Survey after survey reflects the consistent opinion of the majority of the British public: people don't like hunting. The chasing down and ripping apart of wild animals with packs of trained hounds is unpalatable to most people - and less than four per cent of British vets support hunting.
In addition, it's not just the so-called 'Islington crusaders' who take offence, as some pro-hunters would have you believe. Support for the ban remains evenly spread throughout rural and urban communities, with the most recent Ipsos Mori survey showing an approximate 80-20 split in both. And while fox hunting seems to generate the headlines, hare coursing and deer hunting seem even more unpopular.
Throw organisations like the Countryside Alliance into mix - whose support of a range of 'country sports' makes them controversial - and the debate is raging before a single vote is close to being cast.
Over 700 hours of Parliamentary time was spent discussing the issue over a decade ago, prompting the current hunting legislation, and this was only after amendments that were made to appease the House of Lords.
The question on many people's lips is, why, given the current social and economic climate, is hunting topping the agenda again? With nearly 600 foodbanks across the country, and increasing fears about TTIP and the NHS, why was an activity that Cameron himself described as a 'minority pastime', discussed within 48 hours of the Tories march to victory? Surely an odd position to take a mere few days after promoting the 'one nation' rhetoric?
Whether this proposed action will be outlined in the upcoming Queen's speech remains to be seen.
This has once again become a political hand grenade, after the ethics and economics of hunting - both topics worthy of detailed and complex debate - are taken out of the conversation, it becomes a polemically fraught dialogue.
For Cameron, the offer to vote on repeal may have been designed to appease certain segments of the electorate - perhaps the vote he feared losing to Ukip. Had he never had to hold a free vote, he still would have held on to that support, but blamed any coalition partners for not going through with it. Now however, there is the risk of alienating those who dislike hunting for sport, but for whom it wasn't an election issue.
With a growing number of anti-hunting Conservative MPs, including the new sports minister Tracy Crouch, it is not even a party issue. The measly handful of Westminster Lib Dems have been written out of the narrative so far, as have Labour, who are largely anti-hunting.
Now it seems the SNP hold a key - and difficult - position in the debate. While they have so far backed away from voting on matters thought only to affect England, there is increasing pressure on the Nationalists from different quarters. Many feel a vote of conscience and animal welfare should surpass physical boundaries, whilst others feel the SNP would be forgoing their progressive promise if they allowed a repeal of the ban to slip through.
To choose to vote against repeal could set the political stage for the SNP to play into right-wing EVEL rhetoric.
In fact the issue may well be used as a bargaining chip. Cameron certainly seems to have a vested personal interest in seeing hunting legalised, with his father and brother in law involved in the activity, as well as his own prior involvement in the Heythrop Hunt.

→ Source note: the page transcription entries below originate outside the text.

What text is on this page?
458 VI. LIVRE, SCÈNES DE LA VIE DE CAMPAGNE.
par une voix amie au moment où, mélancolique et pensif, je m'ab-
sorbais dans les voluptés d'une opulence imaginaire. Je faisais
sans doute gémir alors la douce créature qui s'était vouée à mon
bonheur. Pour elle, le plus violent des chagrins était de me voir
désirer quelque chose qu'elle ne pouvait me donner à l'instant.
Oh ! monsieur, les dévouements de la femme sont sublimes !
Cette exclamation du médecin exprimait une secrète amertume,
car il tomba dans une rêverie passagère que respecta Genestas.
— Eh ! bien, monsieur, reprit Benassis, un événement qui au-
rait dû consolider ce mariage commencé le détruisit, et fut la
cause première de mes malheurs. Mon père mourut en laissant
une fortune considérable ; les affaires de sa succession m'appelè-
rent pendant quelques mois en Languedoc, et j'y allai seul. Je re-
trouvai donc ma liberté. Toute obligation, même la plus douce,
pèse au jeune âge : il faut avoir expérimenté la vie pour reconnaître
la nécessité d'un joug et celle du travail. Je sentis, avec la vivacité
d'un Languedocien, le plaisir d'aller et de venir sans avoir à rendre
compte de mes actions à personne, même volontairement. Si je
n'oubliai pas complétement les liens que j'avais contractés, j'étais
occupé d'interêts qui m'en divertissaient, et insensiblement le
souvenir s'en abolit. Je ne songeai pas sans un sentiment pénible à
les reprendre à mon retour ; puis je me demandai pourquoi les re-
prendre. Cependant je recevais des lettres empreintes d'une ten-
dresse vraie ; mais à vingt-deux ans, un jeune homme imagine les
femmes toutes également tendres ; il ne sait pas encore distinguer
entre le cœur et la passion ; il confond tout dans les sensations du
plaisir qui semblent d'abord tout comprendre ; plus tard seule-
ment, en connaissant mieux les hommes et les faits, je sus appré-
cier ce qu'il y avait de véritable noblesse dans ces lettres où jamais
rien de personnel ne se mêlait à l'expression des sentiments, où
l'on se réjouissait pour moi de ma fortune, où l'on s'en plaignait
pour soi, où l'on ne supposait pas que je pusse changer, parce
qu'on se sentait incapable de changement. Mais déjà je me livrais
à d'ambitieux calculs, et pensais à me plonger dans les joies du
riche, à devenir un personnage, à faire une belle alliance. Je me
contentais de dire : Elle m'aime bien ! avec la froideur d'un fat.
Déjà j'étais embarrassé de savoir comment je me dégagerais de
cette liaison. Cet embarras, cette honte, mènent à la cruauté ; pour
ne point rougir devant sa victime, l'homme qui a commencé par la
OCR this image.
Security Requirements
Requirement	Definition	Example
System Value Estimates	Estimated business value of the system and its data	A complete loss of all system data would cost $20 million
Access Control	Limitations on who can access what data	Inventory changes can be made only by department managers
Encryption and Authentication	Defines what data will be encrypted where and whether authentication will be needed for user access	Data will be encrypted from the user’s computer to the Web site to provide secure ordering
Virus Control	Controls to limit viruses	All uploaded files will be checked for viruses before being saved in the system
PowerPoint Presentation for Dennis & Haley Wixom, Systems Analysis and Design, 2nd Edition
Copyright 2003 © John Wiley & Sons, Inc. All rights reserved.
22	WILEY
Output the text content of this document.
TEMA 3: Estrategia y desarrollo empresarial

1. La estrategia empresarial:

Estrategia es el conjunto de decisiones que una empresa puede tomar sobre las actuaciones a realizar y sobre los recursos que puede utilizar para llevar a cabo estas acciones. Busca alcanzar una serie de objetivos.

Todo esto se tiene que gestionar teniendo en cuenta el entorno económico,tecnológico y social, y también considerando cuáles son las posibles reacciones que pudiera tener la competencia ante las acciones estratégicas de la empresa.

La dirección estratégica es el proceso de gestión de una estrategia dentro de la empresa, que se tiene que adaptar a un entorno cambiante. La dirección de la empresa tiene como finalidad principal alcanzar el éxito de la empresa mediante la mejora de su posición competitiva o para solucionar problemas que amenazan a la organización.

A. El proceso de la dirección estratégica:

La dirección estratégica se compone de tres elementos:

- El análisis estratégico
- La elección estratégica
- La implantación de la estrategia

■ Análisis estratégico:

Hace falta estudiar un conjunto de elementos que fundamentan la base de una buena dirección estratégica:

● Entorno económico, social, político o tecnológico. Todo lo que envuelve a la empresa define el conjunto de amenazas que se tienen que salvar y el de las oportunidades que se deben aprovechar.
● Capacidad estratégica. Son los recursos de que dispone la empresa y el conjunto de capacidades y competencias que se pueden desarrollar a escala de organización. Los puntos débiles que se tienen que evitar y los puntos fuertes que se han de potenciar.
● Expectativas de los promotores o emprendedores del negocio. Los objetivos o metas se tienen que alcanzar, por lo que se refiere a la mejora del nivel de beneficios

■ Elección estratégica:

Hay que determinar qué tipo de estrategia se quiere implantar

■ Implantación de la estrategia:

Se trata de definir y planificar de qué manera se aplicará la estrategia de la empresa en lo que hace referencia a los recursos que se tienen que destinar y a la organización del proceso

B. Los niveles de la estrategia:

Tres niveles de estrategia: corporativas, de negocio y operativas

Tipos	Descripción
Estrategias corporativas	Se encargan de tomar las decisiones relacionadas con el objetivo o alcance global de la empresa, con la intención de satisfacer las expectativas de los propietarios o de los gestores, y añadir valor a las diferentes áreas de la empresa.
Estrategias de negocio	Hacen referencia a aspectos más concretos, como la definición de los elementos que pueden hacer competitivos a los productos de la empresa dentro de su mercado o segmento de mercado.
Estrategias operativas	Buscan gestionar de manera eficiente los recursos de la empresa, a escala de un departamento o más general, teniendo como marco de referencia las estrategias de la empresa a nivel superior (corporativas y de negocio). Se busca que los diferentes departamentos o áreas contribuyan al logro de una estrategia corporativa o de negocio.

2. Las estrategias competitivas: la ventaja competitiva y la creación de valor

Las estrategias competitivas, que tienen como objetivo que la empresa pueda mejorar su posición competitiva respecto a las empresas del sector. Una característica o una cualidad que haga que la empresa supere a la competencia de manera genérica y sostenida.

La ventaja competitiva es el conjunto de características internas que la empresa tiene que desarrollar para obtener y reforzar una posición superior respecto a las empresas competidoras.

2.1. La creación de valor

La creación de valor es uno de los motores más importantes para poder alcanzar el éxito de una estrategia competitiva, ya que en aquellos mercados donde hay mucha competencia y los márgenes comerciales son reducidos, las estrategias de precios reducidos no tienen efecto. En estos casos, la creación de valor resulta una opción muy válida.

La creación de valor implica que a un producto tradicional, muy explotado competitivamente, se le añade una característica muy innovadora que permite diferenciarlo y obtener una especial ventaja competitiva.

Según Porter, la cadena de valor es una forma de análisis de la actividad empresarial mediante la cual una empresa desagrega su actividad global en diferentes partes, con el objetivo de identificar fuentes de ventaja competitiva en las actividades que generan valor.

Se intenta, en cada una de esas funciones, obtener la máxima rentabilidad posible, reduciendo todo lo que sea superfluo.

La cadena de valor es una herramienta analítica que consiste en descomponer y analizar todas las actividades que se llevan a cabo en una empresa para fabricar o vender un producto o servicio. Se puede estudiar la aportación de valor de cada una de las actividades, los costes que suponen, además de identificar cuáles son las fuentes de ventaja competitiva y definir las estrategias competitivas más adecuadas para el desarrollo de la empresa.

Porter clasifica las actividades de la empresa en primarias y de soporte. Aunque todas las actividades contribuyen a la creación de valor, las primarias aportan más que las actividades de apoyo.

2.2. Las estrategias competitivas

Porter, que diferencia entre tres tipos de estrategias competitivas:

In another twist that may annoy the pro-hunting lobby, whispers about bringing about a repeal through the back door, i.e. via a private members bill, have emerged. This would make the chances of a repeal going actually going through somewhat slighter. An amended 'middle-ground' option with careful monitoring of the hunts has also been suggested, while some quiet voices in the hunting community seem to be saying 'if it ain't broke, don't fix it'.
With anti-hunt groups lobbying hard to keep the ban, and public interest reigniting after a decade of dormancy, this is not one that will simply slip under the net. What remains to be seen, is how long the quiet majority will be silenced by the tiny, but very vocal, pro hunting minority.